My parents are to blame of course, Mother in particular.  We ate proper meals as we grew up and "crap tea" was so rare that Mum never really got the hang of it.  Despite her being an excellent cook who provided us with delicious meals from around the world, she couldn't do crap tea: her chips were a disaster (fat not hot enough) and her sausages were bland, so when the rare opportunity arose for proper chippy tea, it was such an experience that always left me wanting more.  The cooking fat was at the perfect temperature, the chips heavenly and if curry sauce or gravy was included, it made me the happiest kid alive.

Maybe I'm no different that most people in that I like a treat occasionally.  I rarely act on my desire for pizza, chips, kebabs, hotdogs, burritos, curry, hot and sour soup for fuck's sake, but my mind has been trained to always hanker after these things instead of well, what are their polar opposites:


  • Vegetables - boring, just totally boring to the point of them being not food
  • Brown rice - Jesus wept, this is a punishment, not a food
  • Edamame beans - can't even pronounce the bloody word
  • Soya - ick
  • Skinless chicken - just what's the point?  Really??

Anyway (:@) I'm supposed to be going for a burrito tomorrow.  I'd love to prepare nachos for tea, but a whole portion is too much even for me.
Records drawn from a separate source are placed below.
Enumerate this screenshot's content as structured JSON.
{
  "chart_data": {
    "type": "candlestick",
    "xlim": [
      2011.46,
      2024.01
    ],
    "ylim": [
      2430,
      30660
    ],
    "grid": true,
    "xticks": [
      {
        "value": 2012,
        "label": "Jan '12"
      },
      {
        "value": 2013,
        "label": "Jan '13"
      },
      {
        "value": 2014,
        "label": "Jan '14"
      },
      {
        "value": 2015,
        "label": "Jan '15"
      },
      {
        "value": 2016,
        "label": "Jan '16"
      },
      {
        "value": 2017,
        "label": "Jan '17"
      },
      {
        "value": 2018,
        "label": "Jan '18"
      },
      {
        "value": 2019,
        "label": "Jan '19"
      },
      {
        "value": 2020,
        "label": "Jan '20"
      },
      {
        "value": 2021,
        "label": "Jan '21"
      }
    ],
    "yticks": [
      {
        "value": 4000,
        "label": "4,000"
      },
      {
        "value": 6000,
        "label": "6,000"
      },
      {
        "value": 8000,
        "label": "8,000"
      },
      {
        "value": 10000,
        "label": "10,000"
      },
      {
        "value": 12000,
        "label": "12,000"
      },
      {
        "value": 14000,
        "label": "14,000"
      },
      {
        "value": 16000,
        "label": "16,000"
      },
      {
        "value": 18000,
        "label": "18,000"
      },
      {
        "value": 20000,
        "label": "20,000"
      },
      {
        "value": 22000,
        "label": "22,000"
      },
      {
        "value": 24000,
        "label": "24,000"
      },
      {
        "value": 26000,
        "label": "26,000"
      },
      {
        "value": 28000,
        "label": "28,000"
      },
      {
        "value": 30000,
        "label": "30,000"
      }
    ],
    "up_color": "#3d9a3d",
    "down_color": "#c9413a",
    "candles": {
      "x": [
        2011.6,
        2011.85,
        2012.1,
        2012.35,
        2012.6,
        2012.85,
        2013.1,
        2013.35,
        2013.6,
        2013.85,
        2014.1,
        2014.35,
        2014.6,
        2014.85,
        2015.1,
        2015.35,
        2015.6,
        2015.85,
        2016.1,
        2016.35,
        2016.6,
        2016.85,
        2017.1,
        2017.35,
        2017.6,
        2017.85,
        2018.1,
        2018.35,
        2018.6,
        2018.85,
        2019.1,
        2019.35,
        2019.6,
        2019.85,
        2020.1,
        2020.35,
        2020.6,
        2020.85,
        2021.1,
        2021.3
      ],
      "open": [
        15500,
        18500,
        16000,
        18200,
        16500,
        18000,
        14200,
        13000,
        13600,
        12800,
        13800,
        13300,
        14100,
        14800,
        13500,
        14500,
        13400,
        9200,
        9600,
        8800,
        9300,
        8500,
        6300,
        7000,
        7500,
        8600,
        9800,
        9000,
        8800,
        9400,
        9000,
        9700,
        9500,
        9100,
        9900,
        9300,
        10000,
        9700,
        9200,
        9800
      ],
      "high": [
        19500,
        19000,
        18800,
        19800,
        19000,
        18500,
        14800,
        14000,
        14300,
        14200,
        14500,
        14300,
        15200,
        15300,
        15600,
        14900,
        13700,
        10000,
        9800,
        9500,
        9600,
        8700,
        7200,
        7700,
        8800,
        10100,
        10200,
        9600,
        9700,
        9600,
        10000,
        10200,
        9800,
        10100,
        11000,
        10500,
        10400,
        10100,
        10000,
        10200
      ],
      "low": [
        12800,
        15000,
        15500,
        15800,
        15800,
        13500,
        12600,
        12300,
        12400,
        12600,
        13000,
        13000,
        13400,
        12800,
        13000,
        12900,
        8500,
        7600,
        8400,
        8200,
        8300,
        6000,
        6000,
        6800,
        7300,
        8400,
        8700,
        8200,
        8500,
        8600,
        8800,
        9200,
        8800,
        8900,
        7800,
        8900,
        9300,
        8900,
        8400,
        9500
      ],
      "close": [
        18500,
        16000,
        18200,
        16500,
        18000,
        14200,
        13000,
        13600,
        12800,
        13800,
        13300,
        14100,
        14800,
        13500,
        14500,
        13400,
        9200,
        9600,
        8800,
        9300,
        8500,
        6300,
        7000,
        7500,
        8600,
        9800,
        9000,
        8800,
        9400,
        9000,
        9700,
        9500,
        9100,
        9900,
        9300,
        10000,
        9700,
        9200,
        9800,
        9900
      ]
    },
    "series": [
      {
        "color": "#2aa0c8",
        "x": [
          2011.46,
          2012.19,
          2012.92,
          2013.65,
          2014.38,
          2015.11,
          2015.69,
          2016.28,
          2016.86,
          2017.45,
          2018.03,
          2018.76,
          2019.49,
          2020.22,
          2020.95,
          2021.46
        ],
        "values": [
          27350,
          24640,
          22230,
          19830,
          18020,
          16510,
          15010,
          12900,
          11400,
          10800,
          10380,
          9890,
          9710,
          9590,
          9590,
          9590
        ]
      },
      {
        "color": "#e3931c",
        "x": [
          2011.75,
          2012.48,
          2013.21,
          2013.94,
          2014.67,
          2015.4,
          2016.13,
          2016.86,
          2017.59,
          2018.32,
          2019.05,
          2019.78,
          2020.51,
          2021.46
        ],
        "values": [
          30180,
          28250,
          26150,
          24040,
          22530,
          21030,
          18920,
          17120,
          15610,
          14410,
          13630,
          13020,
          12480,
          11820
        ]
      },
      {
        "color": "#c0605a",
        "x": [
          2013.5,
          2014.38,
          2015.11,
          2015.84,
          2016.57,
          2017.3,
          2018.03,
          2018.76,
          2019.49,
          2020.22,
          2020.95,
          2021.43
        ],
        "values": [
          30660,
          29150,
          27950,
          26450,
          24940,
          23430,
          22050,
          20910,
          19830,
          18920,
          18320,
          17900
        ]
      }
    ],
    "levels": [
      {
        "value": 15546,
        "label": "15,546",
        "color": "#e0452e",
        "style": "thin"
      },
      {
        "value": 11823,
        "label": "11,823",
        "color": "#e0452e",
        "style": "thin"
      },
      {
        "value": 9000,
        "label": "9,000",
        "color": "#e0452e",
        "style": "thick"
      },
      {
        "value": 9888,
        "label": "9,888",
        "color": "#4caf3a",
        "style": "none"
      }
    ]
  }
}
And that's the thing about being alone, it's difficult to find the motivation to prepare a load of nachos, let alone cook a proper meal.  But I'm getting there, always hopeful of a summer that will put me in the mood for that green salad and those sardines.  In the meantime though, I'll keep on dreaming of, and resisting, the crap - apart from tomorrow of course.


Exercise
I returned to the gym last night.  I'd already decided on a gently reintroduction since my lungs are a bit shit at the moment and all that.  I didn't bank on my session being cut short by an unruly contact lens that left me with the sensation of having a pin stuck in my eyeball.  Is it just me?